The city plans on building a memorial on the property. To do so, it had to first rezone the land as a “park,” said Community Development Director Jackie Wilde.
“My goal is that, come June, we’ve got grass planted, we’ve got an area to park and we are building a memorial,” she said.
It’s been a controversial process. For years, advocates fought hard to preserve the building. Others said its dilapidated exterior was a blight on the area.
From 1926 to 1964, the Jesse Lee Home was a residential school for children, many of whom were orphans or had parents with tuberculosis.
It’s where Benny Benson lived when he designed the Alaska state flag, as a seventh-grader.
The home was abandoned when the 1964 earthquake damaged it beyond use.
The nonprofit Friends of the Jesse Lee Home took over the building more than a decade ago and worked with the state to turn it into a new school.
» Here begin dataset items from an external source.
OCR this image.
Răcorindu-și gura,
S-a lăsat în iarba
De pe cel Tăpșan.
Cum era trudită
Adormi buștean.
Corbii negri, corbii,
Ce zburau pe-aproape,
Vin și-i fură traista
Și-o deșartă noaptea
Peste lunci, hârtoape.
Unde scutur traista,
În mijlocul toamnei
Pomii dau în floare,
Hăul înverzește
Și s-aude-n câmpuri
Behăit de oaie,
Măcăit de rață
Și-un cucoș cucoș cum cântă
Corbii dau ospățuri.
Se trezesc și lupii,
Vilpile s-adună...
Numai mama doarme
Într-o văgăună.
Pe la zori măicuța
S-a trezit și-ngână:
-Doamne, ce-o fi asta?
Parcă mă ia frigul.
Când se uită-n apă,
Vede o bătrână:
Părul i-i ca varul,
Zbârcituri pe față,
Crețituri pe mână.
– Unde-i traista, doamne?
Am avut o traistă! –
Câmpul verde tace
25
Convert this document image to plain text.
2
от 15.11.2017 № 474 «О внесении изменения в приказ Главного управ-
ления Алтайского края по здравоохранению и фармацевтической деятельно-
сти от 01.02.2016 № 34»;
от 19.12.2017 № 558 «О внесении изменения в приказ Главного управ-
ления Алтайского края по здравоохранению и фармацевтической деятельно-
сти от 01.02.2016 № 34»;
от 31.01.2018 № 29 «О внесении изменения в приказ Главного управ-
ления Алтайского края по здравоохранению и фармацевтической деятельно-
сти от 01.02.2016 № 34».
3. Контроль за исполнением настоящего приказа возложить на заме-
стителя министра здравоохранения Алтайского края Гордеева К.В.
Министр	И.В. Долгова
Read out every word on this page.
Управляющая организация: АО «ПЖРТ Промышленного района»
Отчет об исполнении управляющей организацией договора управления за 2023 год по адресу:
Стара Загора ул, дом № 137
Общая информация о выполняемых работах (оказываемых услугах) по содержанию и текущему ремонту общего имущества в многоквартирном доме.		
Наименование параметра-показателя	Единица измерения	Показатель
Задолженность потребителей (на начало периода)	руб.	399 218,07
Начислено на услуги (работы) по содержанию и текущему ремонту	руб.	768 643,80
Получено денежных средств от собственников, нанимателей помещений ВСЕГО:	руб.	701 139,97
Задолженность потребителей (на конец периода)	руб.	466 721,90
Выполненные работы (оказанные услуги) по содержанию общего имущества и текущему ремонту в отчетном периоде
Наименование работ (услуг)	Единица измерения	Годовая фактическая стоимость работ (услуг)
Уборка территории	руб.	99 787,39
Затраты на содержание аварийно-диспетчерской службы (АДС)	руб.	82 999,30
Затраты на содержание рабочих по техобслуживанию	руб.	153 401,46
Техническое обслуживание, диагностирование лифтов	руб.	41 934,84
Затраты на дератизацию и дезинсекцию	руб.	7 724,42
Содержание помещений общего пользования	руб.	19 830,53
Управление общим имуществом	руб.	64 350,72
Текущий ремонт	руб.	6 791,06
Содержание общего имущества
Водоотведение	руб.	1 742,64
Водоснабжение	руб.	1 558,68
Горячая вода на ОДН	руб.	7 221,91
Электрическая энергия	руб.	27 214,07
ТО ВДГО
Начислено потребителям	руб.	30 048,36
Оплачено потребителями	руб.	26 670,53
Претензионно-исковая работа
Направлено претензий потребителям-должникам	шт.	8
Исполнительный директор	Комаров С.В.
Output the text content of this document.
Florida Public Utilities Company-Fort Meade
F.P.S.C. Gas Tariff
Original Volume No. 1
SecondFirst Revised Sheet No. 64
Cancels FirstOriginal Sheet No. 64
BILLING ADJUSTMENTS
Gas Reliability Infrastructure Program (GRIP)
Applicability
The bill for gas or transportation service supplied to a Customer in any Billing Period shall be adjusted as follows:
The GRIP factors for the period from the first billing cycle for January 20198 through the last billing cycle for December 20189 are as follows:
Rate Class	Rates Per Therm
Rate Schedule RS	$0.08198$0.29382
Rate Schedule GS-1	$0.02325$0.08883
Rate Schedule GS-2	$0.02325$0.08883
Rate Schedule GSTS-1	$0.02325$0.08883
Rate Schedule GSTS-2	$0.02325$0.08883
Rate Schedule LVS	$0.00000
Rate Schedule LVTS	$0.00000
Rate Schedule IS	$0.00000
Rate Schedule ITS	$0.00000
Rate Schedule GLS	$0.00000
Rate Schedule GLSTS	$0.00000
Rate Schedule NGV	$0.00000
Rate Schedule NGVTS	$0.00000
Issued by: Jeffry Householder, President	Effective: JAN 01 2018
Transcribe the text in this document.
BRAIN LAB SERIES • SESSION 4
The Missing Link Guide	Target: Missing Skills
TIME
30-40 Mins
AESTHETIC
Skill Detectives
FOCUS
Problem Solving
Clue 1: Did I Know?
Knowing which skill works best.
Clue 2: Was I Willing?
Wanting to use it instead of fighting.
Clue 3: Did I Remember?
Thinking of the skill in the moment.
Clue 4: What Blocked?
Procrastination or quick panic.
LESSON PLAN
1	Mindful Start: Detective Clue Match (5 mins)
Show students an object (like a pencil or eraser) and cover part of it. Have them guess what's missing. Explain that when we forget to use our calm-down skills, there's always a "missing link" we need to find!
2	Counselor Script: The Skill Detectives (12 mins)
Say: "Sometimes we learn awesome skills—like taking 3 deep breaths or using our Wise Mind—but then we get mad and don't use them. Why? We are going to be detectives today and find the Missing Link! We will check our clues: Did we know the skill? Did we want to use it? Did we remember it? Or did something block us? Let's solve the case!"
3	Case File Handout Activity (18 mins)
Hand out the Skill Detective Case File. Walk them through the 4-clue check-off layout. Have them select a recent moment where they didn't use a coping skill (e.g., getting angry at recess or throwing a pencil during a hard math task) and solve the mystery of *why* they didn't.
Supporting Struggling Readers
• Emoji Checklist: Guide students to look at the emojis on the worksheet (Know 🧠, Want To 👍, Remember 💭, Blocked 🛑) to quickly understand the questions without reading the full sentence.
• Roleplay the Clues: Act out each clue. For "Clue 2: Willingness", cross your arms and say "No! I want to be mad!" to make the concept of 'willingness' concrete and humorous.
But when the organization could not produce on its promises, the building was reverted back to city ownership.
The Friends’ final attempt to save the house was in September. The Kenai Court gave them a week to raise half a million dollars, but they couldn’t do so by the deadline.
That effort did delay demolition, however, as did inclement winter weather. While most of the building is now gone, there are still parts of the foundation, stairs and a concrete boiler room left.
Wilde said the city hopes to have the demolition work done by the beginning of March. That will give them a sense of how much money they have left to build a memorial.
Dorene Lorenz, chair of the Friends of the Jesse Lee Home, said seeing the demolition was painful.
“What I did receive are a lot of really painful phone calls and hurtful letters from children of the Jesse Lee, expressing their anguish, their pain and their sadness with losing what to them was a sacred spot, a place of hope, a place of family and a place that was very meaningful to them,” she said.
Council member Sue McClure said she agrees with the sentiment that the home and its history must be memorialized. But like the other council members, she wants to see a new tribute.
“If we had lots of money, it would be wonderful to do some interactive, wonderful memorial, chronicling the history and experiences,” she said. “At this point, I’m not sure what we can do. But at least the rezone was the simple act of making it possible to do something.”
The city is currently using a $1.07 million grant from the state to demolish the building. It will use the funds leftover — an estimated $200,000 — to build whatever comes next.
It’s not certain what that will be. Wilde said the city can apply for grants to build other parts of a park or community center.
“I just want to see it be an area that we’re honoring everything that happened there and also providing a really great usable space, regardless if it’s a community center,” she said. “Those are all things that are allowed in a park.”
She said they’ve saved some parts of the building, like its arch windows, to hopefully repurpose in a park.
The city will solicit community feedback before coming up with a design for the new property. In a recent survey by the city, over half of 360 respondents agreed with turning the entire property into a park and memorial. Others said at least part of the property should be sold.
The city has to spend the funds appropriated by the state for a memorial by June 30, per the terms of the grant.